Dans la série des plages du lac Michigan, Ishimoto photographie d’abord les plagistes en position de relaxation, allongés sur le sable, lisant un journal ou observant le lac. Puis il se concentre sur ceux qu’on imagine devant un comptoir dans l’attente d’une commande. Leurs jambes, telles des lignes verticales, forment une composition étonnante. En isolant simplement une partie du corps, Ishimoto perçoit la force du pouvoir suggestif de l’image. Les jambes deviennent ainsi révélatrices d’une attitude, d’une personnalité, d’un moment, tout en constituant des éléments graphiques qui structurent l’image. C’est cette série que retient Edward Steichen, directeur du département photographique du MoMA de New York, dans son exposition Always The Young Strangers de 1953, représentative d’une nouvelle vision photographique portée par une jeune génération de photographes.
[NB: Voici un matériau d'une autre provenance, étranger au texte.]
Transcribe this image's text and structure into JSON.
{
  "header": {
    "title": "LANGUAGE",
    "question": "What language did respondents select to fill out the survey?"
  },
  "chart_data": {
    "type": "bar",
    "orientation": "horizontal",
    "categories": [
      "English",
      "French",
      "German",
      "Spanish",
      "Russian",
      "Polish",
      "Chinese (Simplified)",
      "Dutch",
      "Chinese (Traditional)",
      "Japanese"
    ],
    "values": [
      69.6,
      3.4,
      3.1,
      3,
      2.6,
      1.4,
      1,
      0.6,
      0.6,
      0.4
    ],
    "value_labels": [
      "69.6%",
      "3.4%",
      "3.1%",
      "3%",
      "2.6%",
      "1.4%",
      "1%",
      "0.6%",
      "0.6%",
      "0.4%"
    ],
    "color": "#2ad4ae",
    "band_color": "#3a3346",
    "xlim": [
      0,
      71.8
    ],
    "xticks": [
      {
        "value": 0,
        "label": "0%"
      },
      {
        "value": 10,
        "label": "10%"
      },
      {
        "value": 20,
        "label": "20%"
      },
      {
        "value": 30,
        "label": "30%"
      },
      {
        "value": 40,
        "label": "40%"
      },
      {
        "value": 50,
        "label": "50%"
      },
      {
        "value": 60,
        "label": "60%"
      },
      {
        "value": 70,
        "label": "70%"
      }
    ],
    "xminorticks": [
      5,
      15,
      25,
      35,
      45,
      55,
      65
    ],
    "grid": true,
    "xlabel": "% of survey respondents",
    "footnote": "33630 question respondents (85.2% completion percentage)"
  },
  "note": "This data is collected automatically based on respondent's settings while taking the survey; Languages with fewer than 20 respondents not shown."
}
La quête d’une cohésion parfaite entre la forme, le sujet et le cadrage reste essentielle pour appréhender l’œuvre d’Ishimoto. Sous l’influence du photographe Wayne F. Miller puis du photojournaliste Gordon Coster, les élèves de l’ID sont aussi invités à scruter Chicago à partir de thématiques sociales. Dans les quartiers de Bronzeville, Maxwell Street et Uptown, Ishimoto photographie les populations marginalisées, en particulier les afro-américains, par exemple à l’occasion d’un concours de déguisements d’Halloween organisé dans les quartiers sud de la ville.
Par Agathe Cancellieri. Extraits de Yasuhiro Ishimoto, Sweet Home Chicago du livre Yasuhiro Ishimoto. Des lignes et des corps.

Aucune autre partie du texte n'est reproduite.